Year-over-year, national multifamily rents receded by 0.1% in February, but according to the latest National Multifamily Report from Yardi Matrix, they may soon be moving positively again.
“While national rent growth was negative this month, year-over-year rents have steadily shifted closer to positive since October,” said the report. “If this trend continues, February could be the last month where we see a national decline.”
That’s a big statement, considering rents have generally been either flat or in decline since the pandemic started. But indicators are indeed pointing toward rents turning the corner; despite February’s yearly decrease, the month’s negative growth still represented an improvement of 10 basis points from the month prior. Month over month, 23 of the top 30 markets monitored by Yardi had positive rent growth, with Yardi expecting that trend to continue or even accelerate as the spring leasing season sets in.
In fact, out of the 133 total rental markets surveyed in February 2021, a whopping 111 had positive month-over-month rent growth, an encouraging sign of recovery. Many secondary and tertiary markets saw notable rent gains from January to February, and, while rents in big gateways like New York and San Francisco are still down extensively on a yearly basis, the stark month-to-month plunges in those areas have lessened quite a bit since the summer and fall.
Moreover, while 16 of the top 30 markets saw rents decrease or stay flat annually during February, the magnitude of those drops continues to improve, Yardi noted. And some metros are continuing to post strong annual rent growth numbers despite the pandemic passing the one-year mark: Midwestern markets, in particular, are still performing well, with Indianapolis (3.6% year-over-year rent growth in February) and Kansas City leading the region.
And with the national economy set to receive a shot in the arm thanks to the newest round of COVID-19 relief legislation, observers are optimistic for a formidable recovery. Some economists, Yardi pointed out, are projecting a possibility of GDP growth near 6%, which will only help the multifamily sector bounce back.

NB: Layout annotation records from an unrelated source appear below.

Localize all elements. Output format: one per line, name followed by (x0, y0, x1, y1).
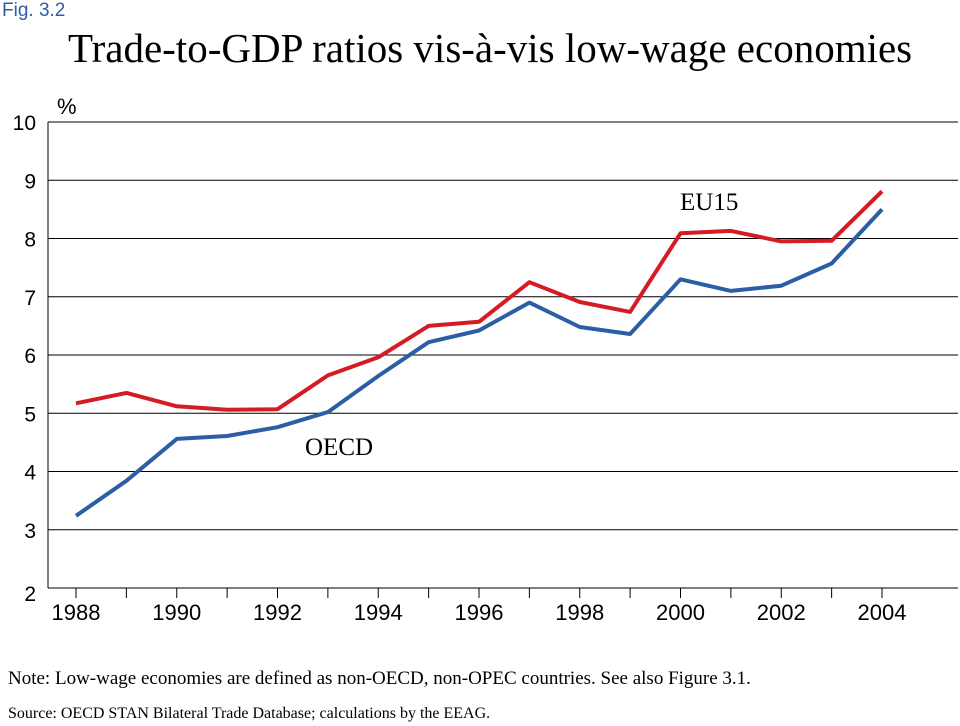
series-line-eu15 (75, 189, 884, 412)
y-tick-label: 4 (24, 462, 36, 485)
y-tick-label: 7 (24, 287, 36, 310)
x-tick-label: 1990 (152, 600, 201, 625)
y-tick-label: 6 (24, 345, 36, 368)
y-tick-label: 10 (13, 112, 36, 135)
series-label-oecd: OECD (305, 434, 373, 461)
series-line-oecd (74, 208, 884, 518)
x-tick-label: 1988 (52, 600, 101, 625)
chart-note: Note: Low-wage economies are defined as … (8, 668, 751, 689)
x-tick-label: 2000 (656, 600, 705, 625)
series-lines (74, 189, 884, 518)
y-tick-label: 9 (24, 170, 36, 193)
figure-label: Fig. 3.2 (2, 0, 66, 21)
chart-source: Source: OECD STAN Bilateral Trade Databa… (8, 705, 491, 722)
y-tick-label: 3 (24, 520, 36, 543)
axes: 2 3 4 5 6 7 8 9 10 1988 1990 1992 1994 1996 1998 2000 20… (13, 94, 907, 625)
x-tick-label: 2004 (858, 600, 907, 625)
x-tick-label: 1996 (455, 600, 504, 625)
series-label-eu15: EU15 (680, 189, 738, 216)
y-tick-label: 2 (24, 583, 36, 606)
x-tick-label: 1998 (555, 600, 604, 625)
labels: EU15 OECD (305, 189, 738, 461)
y-tick-label: 5 (24, 403, 36, 426)
line-chart: 2 3 4 5 6 7 8 9 10 1988 1990 1992 1994 1996 1998 2000 20… (13, 94, 958, 625)
chart-title: Trade-to-GDP ratios vis-à-vis low-wage e… (68, 25, 913, 71)
x-tick-label: 1992 (253, 600, 302, 625)
y-unit-label: % (57, 94, 77, 119)
y-tick-label: 8 (24, 229, 36, 252)
gridlines (48, 121, 958, 589)
x-tick-label: 2002 (757, 600, 806, 625)
x-tick-label: 1994 (354, 600, 403, 625)
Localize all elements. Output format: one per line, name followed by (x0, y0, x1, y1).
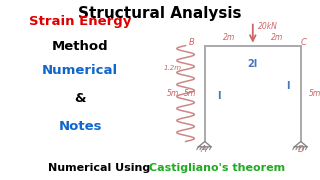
Text: A: A (200, 145, 206, 154)
Text: C: C (301, 38, 307, 47)
Text: 5m: 5m (309, 89, 320, 98)
Text: I: I (218, 91, 221, 101)
Text: &: & (74, 92, 86, 105)
Text: Method: Method (52, 40, 108, 53)
Text: Numerical Using: Numerical Using (48, 163, 154, 173)
Text: 2I: 2I (248, 59, 258, 69)
Text: 2m: 2m (223, 33, 235, 42)
Text: 2m: 2m (271, 33, 283, 42)
Text: 1.2m: 1.2m (163, 65, 181, 71)
Text: Structural Analysis: Structural Analysis (78, 6, 242, 21)
Text: Numerical: Numerical (42, 64, 118, 77)
Text: Notes: Notes (58, 120, 102, 132)
Text: B: B (189, 38, 195, 47)
Text: Strain Energy: Strain Energy (29, 15, 131, 28)
Text: I: I (286, 80, 290, 91)
Text: 20kN: 20kN (258, 22, 277, 32)
Text: 5m: 5m (184, 89, 196, 98)
Text: 5m: 5m (167, 89, 179, 98)
Text: Castigliano's theorem: Castigliano's theorem (149, 163, 285, 173)
Text: D: D (298, 145, 304, 154)
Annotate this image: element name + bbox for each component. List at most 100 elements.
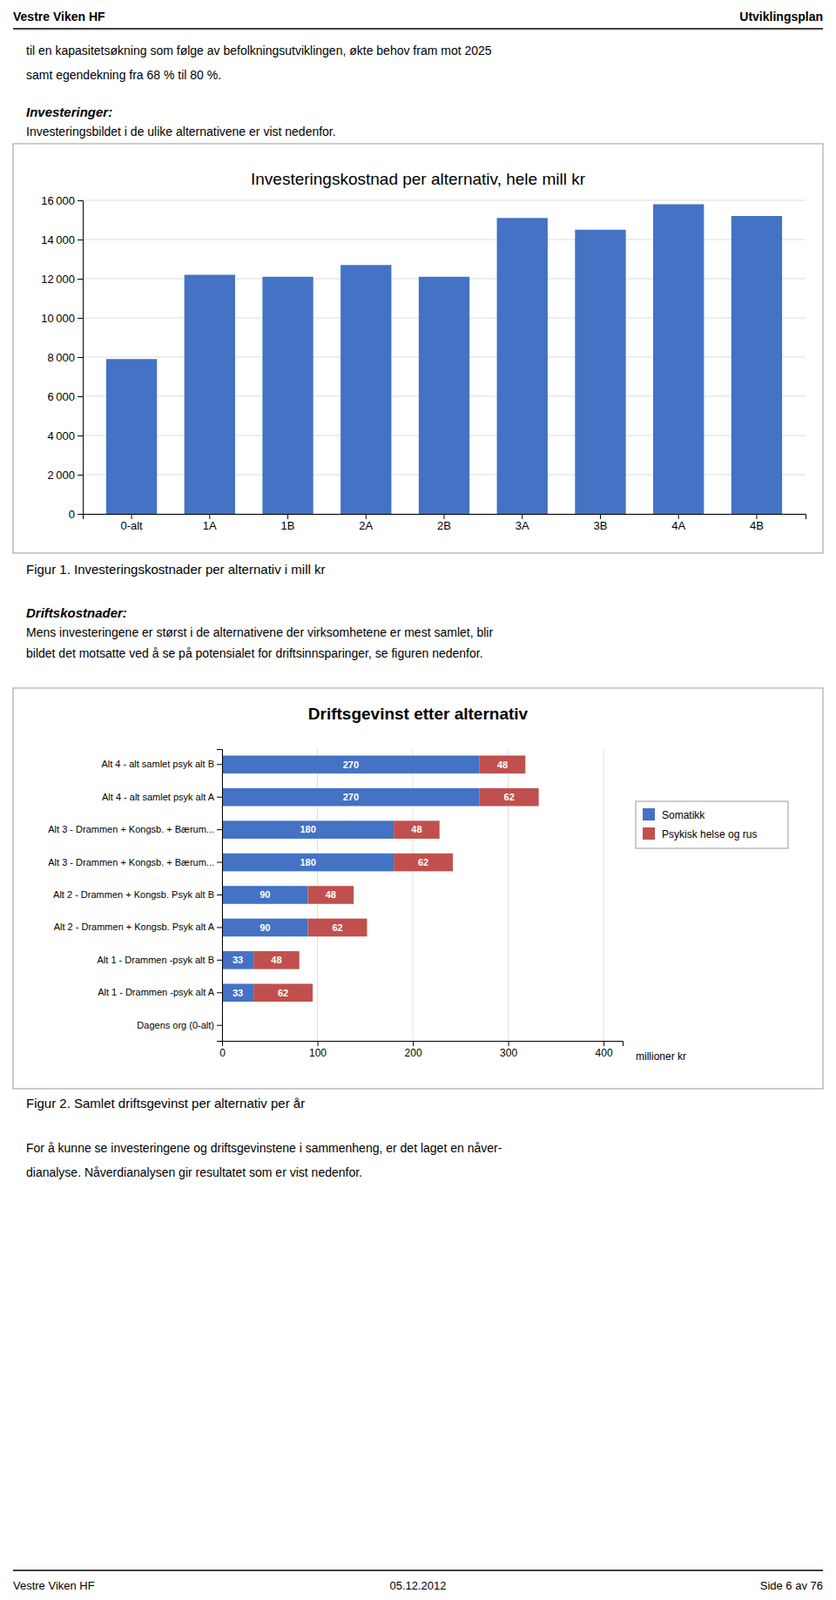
paragraph: til en kapasitetsøkning som følge av bef… xyxy=(26,43,493,58)
axis-line xyxy=(77,201,84,515)
axis: 0-alt1A1B2A2B3A3B4A4B xyxy=(83,513,807,533)
tick-label: 6 000 xyxy=(47,390,75,404)
tick: 3A xyxy=(515,513,530,533)
tick: 14 000 xyxy=(40,233,83,247)
bar xyxy=(222,788,480,807)
tick-label: 0 xyxy=(219,1046,226,1059)
tick: Alt 1 - Drammen -psyk alt B xyxy=(97,954,223,965)
tick: Alt 1 - Drammen -psyk alt A xyxy=(97,986,223,998)
data-label: 270 xyxy=(343,791,359,803)
bar xyxy=(731,215,783,514)
data-label: 62 xyxy=(277,987,289,998)
tick-mark xyxy=(77,474,83,476)
bar xyxy=(253,950,300,970)
tick-mark xyxy=(412,1040,414,1046)
bar xyxy=(222,950,254,970)
tick-label: 12 000 xyxy=(40,272,75,286)
axis-title: millioner kr xyxy=(635,1050,687,1063)
paragraph: bildet det motsatte ved å se på potensia… xyxy=(26,646,484,661)
tick-label: 100 xyxy=(309,1046,327,1059)
tick-label: Alt 4 - alt samlet psyk alt A xyxy=(101,791,216,803)
tick-label: 16 000 xyxy=(40,194,75,208)
tick-label: Alt 3 - Drammen + Kongsb. + Bærum... xyxy=(47,856,215,868)
bar xyxy=(184,275,236,515)
tick: 1B xyxy=(281,513,296,533)
tick-mark xyxy=(755,513,757,520)
tick-label: 14 000 xyxy=(40,233,75,247)
axis-line xyxy=(216,749,223,1042)
grid xyxy=(222,748,604,1041)
footer-right: Side 6 av 76 xyxy=(760,1578,823,1592)
data-label: 48 xyxy=(270,954,282,965)
tick-label: 2A xyxy=(358,519,373,533)
tick: 0 xyxy=(68,507,83,521)
bar xyxy=(308,918,368,938)
tick-label: 3A xyxy=(515,519,530,533)
tick-mark xyxy=(444,513,445,520)
tick-mark xyxy=(216,959,223,961)
tick-mark xyxy=(216,763,223,765)
tick-mark xyxy=(216,991,223,993)
bar xyxy=(222,755,480,774)
legend-swatch xyxy=(642,827,655,840)
tick: 200 xyxy=(404,1040,423,1059)
axis: 0100200300400 xyxy=(219,1040,623,1059)
tick: Alt 4 - alt samlet psyk alt A xyxy=(101,791,223,803)
tick-label: 200 xyxy=(404,1046,423,1059)
tick-label: Alt 4 - alt samlet psyk alt B xyxy=(101,758,215,769)
data-label: 48 xyxy=(411,823,422,835)
tick-mark xyxy=(77,396,83,398)
bar xyxy=(222,853,394,872)
tick-mark xyxy=(77,239,83,241)
grid-line xyxy=(603,748,605,1041)
tick-label: Alt 1 - Drammen -psyk alt A xyxy=(97,986,216,998)
tick-label: 0-alt xyxy=(120,519,143,533)
data-label: 48 xyxy=(325,889,337,900)
chart-frame xyxy=(13,143,823,553)
tick-mark xyxy=(216,862,223,863)
tick-mark xyxy=(216,894,223,896)
tick-label: 1A xyxy=(202,519,217,533)
series xyxy=(253,755,539,1002)
header: Vestre Viken HFUtviklingsplan xyxy=(13,9,823,24)
tick-label: Alt 1 - Drammen -psyk alt B xyxy=(97,954,215,965)
data-label: 62 xyxy=(418,856,429,868)
rule xyxy=(13,27,823,30)
bar xyxy=(418,276,470,514)
data-label: 90 xyxy=(259,922,270,933)
data-label: 48 xyxy=(497,759,508,770)
bar xyxy=(253,983,313,1002)
tick-label: 4B xyxy=(749,519,764,533)
legend: SomatikkPsykisk helse og rus xyxy=(635,801,789,849)
section-header: Investeringer: xyxy=(26,104,113,120)
data-label: 62 xyxy=(331,922,343,933)
header-left: Vestre Viken HF xyxy=(13,9,106,24)
tick: Dagens org (0-alt) xyxy=(136,1019,223,1031)
caption: Figur 2. Samlet driftsgevinst per altern… xyxy=(26,1095,305,1111)
grid xyxy=(82,200,806,514)
footer: Vestre Viken HF05.12.2012Side 6 av 76 xyxy=(13,1578,823,1592)
tick-mark xyxy=(508,1040,510,1046)
bar xyxy=(497,217,548,514)
tick: 300 xyxy=(499,1040,518,1059)
tick: 8 000 xyxy=(47,350,83,365)
tick: 4A xyxy=(671,513,686,533)
tick-mark xyxy=(365,513,367,520)
tick-mark xyxy=(77,278,83,280)
data-label: 33 xyxy=(232,987,243,998)
tick: 4B xyxy=(749,513,764,533)
tick: Alt 4 - alt samlet psyk alt B xyxy=(101,758,223,769)
legend-item: Psykisk helse og rus xyxy=(642,827,757,841)
tick-label: 10 000 xyxy=(40,311,75,325)
data-label: 180 xyxy=(299,856,316,868)
tick-mark xyxy=(77,513,83,515)
bar xyxy=(106,358,157,514)
paragraph: Mens investeringene er størst i de alter… xyxy=(26,625,493,640)
chart-frame xyxy=(13,687,823,1089)
bars xyxy=(106,204,783,515)
tick-mark xyxy=(77,357,83,358)
series xyxy=(222,755,480,1002)
tick: 2B xyxy=(437,513,452,533)
bars xyxy=(222,755,540,1002)
data-label: 270 xyxy=(343,759,359,770)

One thing that bears watching is the effect of the work-from-home trend on the rebound of urban cores. The impact will be felt most in cities that have large shares of workers in the tech industry, with so many such companies granting permanent remote flexibilities to their employees. Giving so many people an opportunity to trade expensive downtown rents for much cheaper alternatives will make urban core recovery in places like Seattle and the Bay Area more difficult, despite college graduates arriving to fill in some of the vacancies.
Ultimately, Yardi said, “it may just take some time for those downtowns to bounce back.”